Podolny also said Nooyi has been an active alumna whose corporate success and desire to give back to the school provide a shining example of the SOM’s mission statement.

“Indra’s story is one from which we should all draw inspiration,” Podolny said. “Through sharpness of mind and tremendous determination, she has risen to the pinnacle of the corporate world, and, as she herself has commented, being a woman, an immigrant and a person of color has made her achievement thrice difficult.”

SOM Senior Associate Dean Jeff Sonnenfeld said Nooyi’s ideas and oversight on the board contributed greatly to the creation of the SOM’s new interdisciplinary curriculum being implemented this fall.

“Indra has been a great advocate of SOM’s new curriculum, especially the focus on an international experience,” Sonnenfeld said. “She is very supportive of the school’s desire to build a global influence.”

Sonnenfeld described Nooyi as a strong business leader and friend of Yale.

“She is at the same time creative, artsy, musical, very conceptual, and yet has tremendous perseverance and a brilliant logical mind,” Sonnenfeld said. “She comes regularly to Yale, and her talks never fail to charm and inspire her listeners with her really powerful visions.”

Classmate Gail Katz SOM ’80 said that although it’s difficult to tell which classmates will go far in life, she is not surprised that Nooyi has done extremely well in her career.

“She was very impressive, ambitious and creative, and yet a lot of fun,” Katz said of her former classmate. “She’s obviously very capable, and we are all very proud of her.”

John Faucher, a senior analyst for JP Morgan who has worked with Nooyi for nearly eight years, also said he considers Nooyi well-rounded.

“She’s illustrative, very smart and very driven, but at the same time feels that fun is very important,” Faucher said of Nooyi, who played in a rock band during her college years and still frequently performs karaoke. “She’s a person who takes her work seriously without taking herself too seriously.”

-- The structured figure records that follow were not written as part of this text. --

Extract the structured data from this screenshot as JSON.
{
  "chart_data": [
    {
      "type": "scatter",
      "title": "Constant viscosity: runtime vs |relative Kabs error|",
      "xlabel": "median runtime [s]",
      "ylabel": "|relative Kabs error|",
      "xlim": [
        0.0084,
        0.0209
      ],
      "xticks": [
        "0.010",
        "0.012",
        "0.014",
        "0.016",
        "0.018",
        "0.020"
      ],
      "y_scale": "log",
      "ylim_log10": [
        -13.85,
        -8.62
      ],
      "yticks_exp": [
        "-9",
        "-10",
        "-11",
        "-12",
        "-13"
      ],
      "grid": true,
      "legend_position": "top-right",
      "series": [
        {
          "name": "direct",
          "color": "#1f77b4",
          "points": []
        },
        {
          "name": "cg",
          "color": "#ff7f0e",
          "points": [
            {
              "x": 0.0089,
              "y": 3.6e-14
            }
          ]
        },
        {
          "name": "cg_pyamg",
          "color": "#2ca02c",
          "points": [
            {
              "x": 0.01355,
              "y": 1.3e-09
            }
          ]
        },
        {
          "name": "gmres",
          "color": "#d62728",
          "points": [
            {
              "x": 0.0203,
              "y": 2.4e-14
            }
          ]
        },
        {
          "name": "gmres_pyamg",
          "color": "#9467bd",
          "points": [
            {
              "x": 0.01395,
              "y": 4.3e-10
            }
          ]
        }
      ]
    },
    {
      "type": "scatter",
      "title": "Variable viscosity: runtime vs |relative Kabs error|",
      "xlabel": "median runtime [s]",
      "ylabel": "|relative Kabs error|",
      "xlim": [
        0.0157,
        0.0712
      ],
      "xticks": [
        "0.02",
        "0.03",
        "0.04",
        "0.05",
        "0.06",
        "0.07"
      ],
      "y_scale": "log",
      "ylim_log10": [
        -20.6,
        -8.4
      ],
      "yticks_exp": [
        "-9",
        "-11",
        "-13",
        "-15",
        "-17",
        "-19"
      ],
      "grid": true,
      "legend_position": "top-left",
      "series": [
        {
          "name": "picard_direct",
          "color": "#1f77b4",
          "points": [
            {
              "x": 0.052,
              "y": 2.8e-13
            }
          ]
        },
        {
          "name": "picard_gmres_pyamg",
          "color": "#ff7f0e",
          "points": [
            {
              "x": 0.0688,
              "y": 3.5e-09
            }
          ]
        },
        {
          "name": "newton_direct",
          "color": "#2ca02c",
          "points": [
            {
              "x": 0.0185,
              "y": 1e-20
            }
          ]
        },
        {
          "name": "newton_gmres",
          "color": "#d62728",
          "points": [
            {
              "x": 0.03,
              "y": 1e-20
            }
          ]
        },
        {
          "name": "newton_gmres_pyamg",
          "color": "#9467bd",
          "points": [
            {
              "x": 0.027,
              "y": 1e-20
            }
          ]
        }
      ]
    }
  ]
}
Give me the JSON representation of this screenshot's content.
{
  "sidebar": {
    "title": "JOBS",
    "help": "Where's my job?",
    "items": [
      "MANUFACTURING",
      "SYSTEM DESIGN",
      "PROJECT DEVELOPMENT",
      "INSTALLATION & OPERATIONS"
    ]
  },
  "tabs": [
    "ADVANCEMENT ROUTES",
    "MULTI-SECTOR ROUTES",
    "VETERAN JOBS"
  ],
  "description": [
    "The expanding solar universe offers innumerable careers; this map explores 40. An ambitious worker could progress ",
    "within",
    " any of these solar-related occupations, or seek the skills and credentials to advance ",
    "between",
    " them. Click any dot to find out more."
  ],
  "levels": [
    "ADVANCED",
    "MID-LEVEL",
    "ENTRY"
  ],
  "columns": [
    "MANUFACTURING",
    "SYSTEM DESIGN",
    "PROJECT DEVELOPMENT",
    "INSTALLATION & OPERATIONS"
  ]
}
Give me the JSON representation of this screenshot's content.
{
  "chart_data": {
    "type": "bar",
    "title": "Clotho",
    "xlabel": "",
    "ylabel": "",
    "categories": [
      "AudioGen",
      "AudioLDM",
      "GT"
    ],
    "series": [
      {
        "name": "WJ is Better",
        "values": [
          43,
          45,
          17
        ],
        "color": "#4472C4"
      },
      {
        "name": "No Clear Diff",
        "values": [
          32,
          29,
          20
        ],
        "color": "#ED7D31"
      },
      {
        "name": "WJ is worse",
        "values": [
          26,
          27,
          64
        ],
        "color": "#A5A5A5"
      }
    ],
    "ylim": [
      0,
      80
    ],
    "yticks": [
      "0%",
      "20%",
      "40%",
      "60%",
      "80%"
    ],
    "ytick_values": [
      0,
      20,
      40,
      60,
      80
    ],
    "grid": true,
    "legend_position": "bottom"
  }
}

Nooyi, who joined PepsiCo in 1994 after working at an engineering firm, is also a role model to women in business. She is one of only 11 women to head a Fortune 500 company, and her company earns up to $33 billion in annual revenues.

Faucher said he thinks Nooyi’s promotion reflects a gradual change in the representation of women in the financial and business world.

“There has been improvement across the corporate landscape, but it’s tough to say that one individual promotion is indicative of anything,” Faucher said. “That said, PepsiCo is a big global corporation, and it is to a large extent remarkable that they picked a woman, and an Indian woman at that, for the position.”

Faucher said he thinks Nooyi’s election has been part of a grander management scheme on PepsiCo’s part to ensure that the corporation better reflects the demographics of its customers.

“What PepsiCo has done, and one of the reasons it has succeeded, is they realized the company needs to look like its consumer base in order to compete in a global market,” Faucher said. “As corporations become more global, these types of things will become more normal.”

Sonnenfeld said Nooyi made several important contributions to PepsiCo that helped to earn her the top spot after Reinemund announced his decision to resign. Perhaps most controversial was her analysis of PepsiCo’s restaurant groups under CEO Roger Enrico and her recommendation to divest the corporation’s holdings in Kentucky Fried Chicken, Pizza Hut and Taco Bell.

“It was a very bold move on her part — she was essentially reversing the decisions of prior CEO Wayne Calloway, who purchased these chains,” Sonnenfeld said. “She saw a certain entrepreneurial verve in the business world of casual dining and thought their responsiveness would be better served with greater autonomy.”

More recently, Nooyi advocated the purchase of Quaker Oats and Gatorade, catapulting PepsiCo to the head of the burgeoning American health food industry and completely repositioning PepsiCo’s image.

“Indra has been a driving force to embrace health by introducing better labeling, taking out saturated fats and developing purely healthy foods,” Sonnenfeld said. “It’s been a perfect opportunity for the company. I have no doubt she is the best person for the job.”